Telah jelas perkembangan kondisi sosial-ekonomi-politik-budaya di suatu region tidak dapat dilepaskan dari "kekuatan" global yang membentuknya. Sebagai sejarawan kita tentu memahami hal tersebut. Tidak selalu hal global yang datang tersebut berwujud persis sama pada region tujuan. Dapat saja sesuatu yang hadir dari region tertentu, masuk ke region lain memiliki bentukan baru/berbeda. "Kekuatan" global yang betul-betul significant dalam proses pengglobalan dirinya adalah kapital finans (finance capital). Penulisan sejarah Indonesia jaman kolonial telah membuktikan gerak kapital finans global ini, melalui studi-studi berpendekatan ekonomi-politik.

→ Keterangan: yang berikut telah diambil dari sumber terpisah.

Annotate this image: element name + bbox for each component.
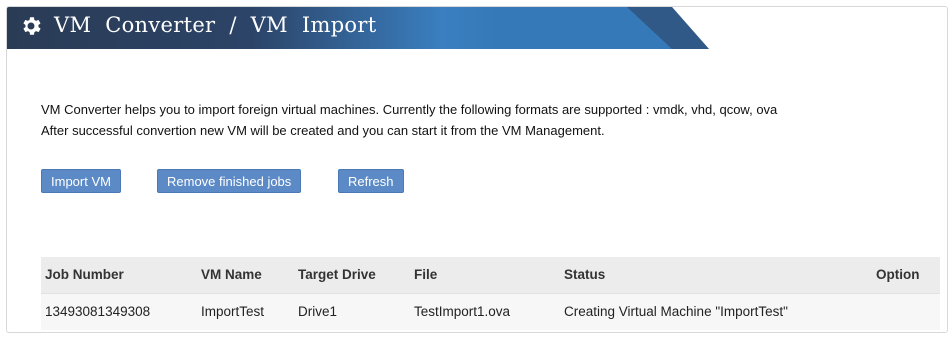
column-header-status[interactable]: Status: [564, 257, 605, 293]
column-header-option[interactable]: Option: [876, 257, 920, 293]
vm-name-cell: ImportTest: [201, 304, 265, 319]
table-row[interactable]: 13493081349308 ImportTest Drive1 TestImp…: [41, 293, 940, 330]
panel-header: VM Converter / VM Import: [7, 7, 947, 49]
file-cell: TestImport1.ova: [414, 304, 511, 319]
page-title: VM Converter / VM Import: [54, 13, 377, 37]
job-number-cell: 13493081349308: [45, 304, 151, 319]
column-header-job-number[interactable]: Job Number: [45, 257, 124, 293]
column-header-file[interactable]: File: [414, 257, 437, 293]
remove-finished-jobs-button[interactable]: Remove finished jobs: [157, 169, 302, 193]
target-drive-cell: Drive1: [298, 304, 338, 319]
intro-text: VM Converter helps you to import foreign…: [41, 99, 777, 141]
refresh-button[interactable]: Refresh: [338, 169, 404, 193]
intro-line-formats: VM Converter helps you to import foreign…: [41, 102, 778, 117]
vm-import-panel: VM Converter / VM Import VM Converter he…: [6, 6, 948, 333]
status-cell: Creating Virtual Machine "ImportTest": [564, 304, 788, 319]
table-header: Job Number VM Name Target Drive File Sta…: [41, 257, 940, 293]
column-header-vm-name[interactable]: VM Name: [201, 257, 262, 293]
column-header-target-drive[interactable]: Target Drive: [298, 257, 376, 293]
import-jobs-table: Job Number VM Name Target Drive File Sta…: [41, 257, 940, 330]
intro-line-management: After successful convertion new VM will …: [41, 123, 605, 138]
import-vm-button[interactable]: Import VM: [41, 169, 121, 193]
gear-icon: [23, 17, 41, 35]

Menjadi cukup jelas bagi kita bahwa Negara [Kolonial] Hindia-Belanda diabdikan untuk kepentingan kapital finans global yang berasal dari negeri-negeri Eropa Barat dan Amerika Serikat, misalnya.

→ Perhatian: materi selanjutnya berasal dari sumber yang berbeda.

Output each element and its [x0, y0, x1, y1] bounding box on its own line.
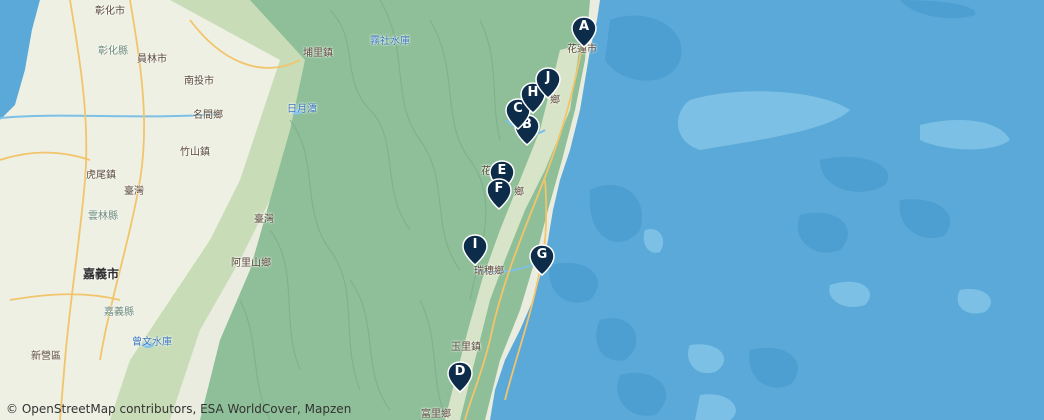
place-label-yuli: 玉里鎮 — [451, 342, 481, 353]
place-label-alishan: 阿里山鄉 — [231, 258, 271, 269]
map-attribution: © OpenStreetMap contributors, ESA WorldC… — [6, 402, 351, 416]
place-label-fenglin: 鄉 — [514, 187, 524, 198]
marker-a[interactable]: A — [571, 16, 597, 48]
marker-e-label: E — [497, 163, 507, 178]
marker-f[interactable]: F — [486, 178, 512, 210]
marker-i-label: I — [472, 237, 478, 252]
place-label-zhushan: 竹山鎮 — [180, 147, 210, 158]
marker-a-label: A — [578, 19, 590, 34]
copyright-symbol: © — [6, 402, 18, 416]
place-label-yunlin: 雲林縣 — [88, 211, 118, 222]
place-label-changhua-county: 彰化縣 — [98, 46, 128, 57]
place-label-mingjian: 名間鄉 — [193, 110, 223, 121]
place-label-chiayi-county: 嘉義縣 — [104, 307, 134, 318]
place-label-chiayi-city: 嘉義市 — [83, 267, 120, 281]
place-label-zengwen-reservoir: 曾文水庫 — [132, 337, 172, 348]
place-label-huwei: 虎尾鎮 — [86, 170, 116, 181]
place-label-changhua: 彰化市 — [95, 6, 125, 17]
marker-i[interactable]: I — [462, 234, 488, 266]
place-label-nantou: 南投市 — [184, 76, 214, 87]
map-viewport[interactable]: 彰化市 彰化縣 員林市 南投市 名間鄉 竹山鎮 虎尾鎮 臺灣 雲林縣 嘉義市 嘉… — [0, 0, 1044, 420]
marker-j-label: J — [545, 70, 551, 85]
place-label-fuli: 富里鄉 — [421, 409, 451, 420]
place-label-taiwan-mountain: 臺灣 — [254, 214, 274, 225]
marker-j[interactable]: J — [535, 67, 561, 99]
marker-d[interactable]: D — [447, 361, 473, 393]
marker-g[interactable]: G — [529, 244, 555, 276]
place-label-xinying: 新營區 — [31, 351, 61, 362]
attribution-text: OpenStreetMap contributors, ESA WorldCov… — [21, 402, 352, 416]
marker-d-label: D — [454, 364, 466, 379]
marker-f-label: F — [494, 181, 504, 196]
place-label-yuanlin: 員林市 — [137, 54, 167, 65]
place-label-puli: 埔里鎮 — [303, 48, 333, 59]
marker-g-label: G — [536, 247, 548, 262]
place-label-taiwan-west: 臺灣 — [124, 186, 144, 197]
place-label-wushe-reservoir: 霧社水庫 — [370, 36, 410, 47]
place-label-sun-moon-lake: 日月潭 — [287, 104, 317, 115]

Disebabkan oleh dinamika internal di sebuah region tidak dapat dipisahkan dari kapital finans global maka di setiap penulisan dan analisis persoalan-persoalan mikro, diperlukan perspektif global sebagai basis analisisnya. Kapital finans global telah membentuk social formation kapitalis di region Indonesia. Sesuatu yang "enggan" untuk diperdebatkan namun berlangsung sampai sekarang. Hal ini pula yang menyebabkan Indonesia menghadapi krisis kapitalisme-global-yang berkepanjangan.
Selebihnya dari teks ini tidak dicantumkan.